What This Means for Building Products
For us at Koobo, the practical impact of the open-source surge is about expanding what's possible:
Model selection becomes a real choice. Instead of defaulting to the most expensive frontier model for everything, we can match models to tasks. Use a frontier closed model for the hardest reasoning tasks. Use an efficient open model for high-volume processing. Use a small local model for prototyping and development.
Cost-sensitive features become viable. Features that would be prohibitively expensive with closed APIs — like running analysis on every document in a large corpus, or providing real-time assistance to every user simultaneously — become feasible with open models.

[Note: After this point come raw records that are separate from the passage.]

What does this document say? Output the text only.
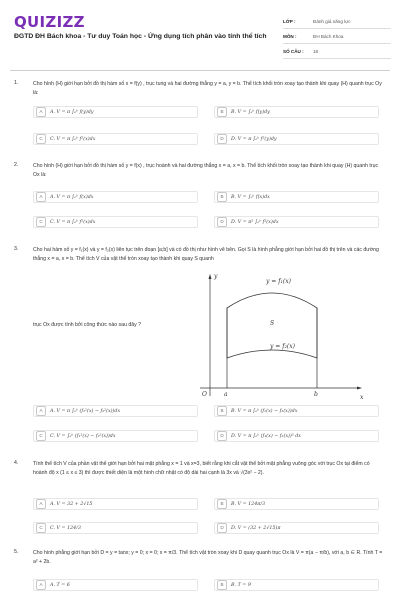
QUIZIZZ
ĐGTD ĐH Bách khoa - Tư duy Toán học - Ứng dụng tích phân vào tính thể tích
LỚP :	Đánh giá năng lực
MÔN :	ĐH Bách Khoa
SỐ CÂU :	18
1.	Cho hình (H) giới hạn bởi đồ thị hàm số x = f(y) , trục tung và hai đường thẳng y = a, y = b. Thể tích khối tròn xoay tạo thành khi quay (H) quanh trục Oy là:
A	A. V = π ∫ₐᵇ f(y)dy	B	B. V = ∫ₐᵇ f(y)dy
C	C. V = π ∫ₐᵇ f²(x)dx	D	D. V = π ∫ₐᵇ f²(y)dy
2.	Cho hình (H) giới hạn bởi đồ thị hàm số y = f(x) , trục hoành và hai đường thẳng x = a, x = b. Thể tích khối tròn xoay tạo thành khi quay (H) quanh trục Ox là:
A	A. V = π ∫ₐᵇ f(x)dx	B	B. V = ∫ₐᵇ f(x)dx
C	C. V = π ∫ₐᵇ f²(x)dx	D	D. V = π² ∫ₐᵇ f²(x)dx
3.	Cho hai hàm số y = f₁(x) và y = f₂(x) liên tục trên đoạn [a;b] và có đồ thị như hình vẽ bên. Gọi S là hình phẳng giới hạn bởi hai đồ thị trên và các đường thẳng x = a, x = b. Thể tích V của vật thể tròn xoay tạo thành khi quay S quanh
trục Ox được tính bởi công thức nào sau đây ?
y = f₁(x)
y = f₂(x)
S
y
x
O	a	b
A	A. V = π ∫ₐᵇ (f₁²(x) − f₂²(x))dx	B	B. V = π ∫ₐᵇ (f₁(x) − f₂(x))dx
C	C. V = ∫ₐᵇ (f₁²(x) − f₂²(x))dx	D	D. V = π ∫ₐᵇ (f₁(x) − f₂(x))² dx
4.	Tính thể tích V của phần vật thể giới hạn bởi hai mặt phẳng x = 1 và x=3, biết rằng khi cắt vật thể bởi mặt phẳng vuông góc với trục Ox tại điểm có hoành độ x (1 ≤ x ≤ 3) thì được thiết diện là một hình chữ nhật có độ dài hai cạnh là 3x và √(3x² − 2).
A	A. V = 32 + 2√15	B	B. V = 124π/3
C	C. V = 124/3	D	D. V = (32 + 2√15)π
5.	Cho hình phẳng giới hạn bởi D = y = tanx; y = 0; x = 0; x = π/3. Thể tích vật tròn xoay khi D quay quanh trục Ox là V = π(a − π/b), với a, b ∈ R. Tính T = a² + 2b.
A	A. T = 6	B	B. T = 9
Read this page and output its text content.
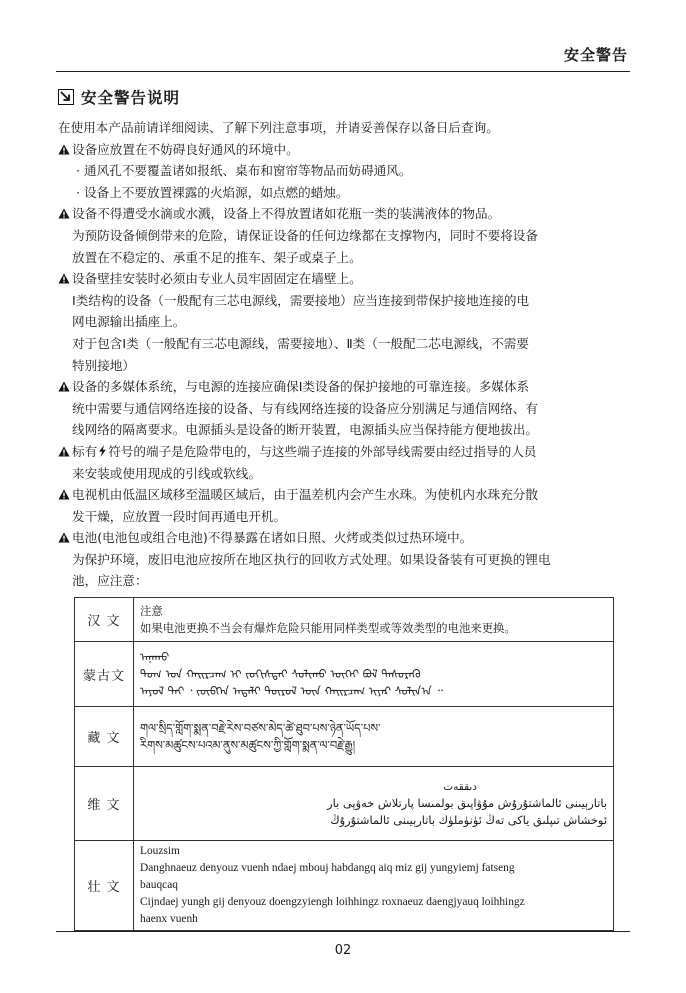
安全警告
安全警告说明

在使用本产品前请详细阅读、了解下列注意事项，并请妥善保存以备日后查询。

设备应放置在不妨碍良好通风的环境中。

· 通风孔不要覆盖诸如报纸、桌布和窗帘等物品而妨碍通风。

· 设备上不要放置裸露的火焰源，如点燃的蜡烛。

设备不得遭受水滴或水溅，设备上不得放置诸如花瓶一类的装满液体的物品。

为预防设备倾倒带来的危险，请保证设备的任何边缘都在支撑物内，同时不要将设备

放置在不稳定的、承重不足的推车、架子或桌子上。

设备壁挂安装时必须由专业人员牢固固定在墙壁上。

Ⅰ类结构的设备（一般配有三芯电源线，需要接地）应当连接到带保护接地连接的电

网电源输出插座上。

对于包含Ⅰ类（一般配有三芯电源线，需要接地）、Ⅱ类（一般配二芯电源线，不需要

特别接地）

设备的多媒体系统，与电源的连接应确保Ⅰ类设备的保护接地的可靠连接。多媒体系

统中需要与通信网络连接的设备、与有线网络连接的设备应分别满足与通信网络、有

线网络的隔离要求。电源插头是设备的断开装置，电源插头应当保持能方便地拔出。

标有 符号的端子是危险带电的，与这些端子连接的外部导线需要由经过指导的人员

来安装或使用现成的引线或软线。

电视机由低温区域移至温暖区域后，由于温差机内会产生水珠。为使机内水珠充分散

发干燥，应放置一段时间再通电开机。

电池(电池包或组合电池)不得暴露在诸如日照、火烤或类似过热环境中。

为保护环境，废旧电池应按所在地区执行的回收方式处理。如果设备装有可更换的锂电

池，应注意：

汉 文	注意
如果电池更换不当会有爆炸危险只能用同样类型或等效类型的电池来更换。

蒙古文	ᠠᠨᠠᠬᠤ
ᠲᠣᠭ ᠤᠨ ᠬᠠᠢᠷᠴᠠᠭ ᠢ ᠵᠣᠬᠢᠰᠲᠠᠢ ᠰᠣᠯᠢᠬᠤ ᠦᠭᠡᠢ ᠪᠣᠯ ᠲᠡᠰᠦᠷᠡᠬᠦ
ᠠᠶᠤᠯ ᠲᠠᠢ ᠂ ᠵᠥᠪᠬᠡᠨ ᠠᠳᠠᠯᠢ ᠲᠥᠷᠥᠯ ᠦᠨ ᠬᠠᠢᠷᠴᠠᠭ ᠢᠶᠠᠷ ᠰᠣᠯᠢᠨ᠎ᠠ ᠃

藏 文	གལ་སྲིད་གློག་སྨན་བརྗེ་རེས་བཙས་མེད་ཚེ་ཐུབ་པས་ཉེན་ཡོད་པས་
རིགས་མཚུངས་པའམ་ནུས་མཚུངས་ཀྱི་གློག་སྨན་ལ་བརྗེ་རྒྱུ།

维 文	دىققەت
باتارېيىنى ئالماشتۇرۇش مۇۋاپىق بولمىسا پارتلاش خەۋپى بار
ئوخشاش تىپلىق ياكى تەڭ ئۈنۈملۈك باتارېيىنى ئالماشتۇرۇڭ

壮 文	Louzsim
Danghnaeuz denyouz vuenh ndaej mbouj habdangq aiq miz gij yungyiemj fatseng
bauqcaq
Cijndaej yungh gij denyouz doengzyiengh loihhingz roxnaeuz daengjyauq loihhingz
haenx vuenh
02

Deployment flexibility. Some customers need on-premise deployment. Some industries have strict data residency requirements. Open models can run anywhere — a cloud instance, a private data center, or a laptop.
Reduced dependency risk. Building on a single provider's API creates a single point of failure. When you can swap between providers and self-hosted models, you're more resilient to pricing changes, service disruptions, or capability regressions.
The Hybrid Future
The frontier isn't a binary choice between open and closed. The most effective approach for building sophisticated AI products is hybrid — using each where it's strongest.
Closed-source models excel when you need the absolute best reasoning, the strongest safety guarantees, integrated tooling ecosystems (like Claude Code's agentic capabilities), or enterprise support contracts.
Open-source models excel when you need cost efficiency at scale, deployment flexibility, domain-specific fine-tuning, data privacy guarantees, or independence from any single provider.
The organizations building the most capable AI products will be fluent in both — choosing the right model for each task, mixing providers freely, and keeping their architectures flexible enough to adopt new models as the landscape continues to evolve.
What's clear is that the days of closed-source models being the only serious option are over. The frontier is broadening, costs are dropping, and the tools available to builders have never been better.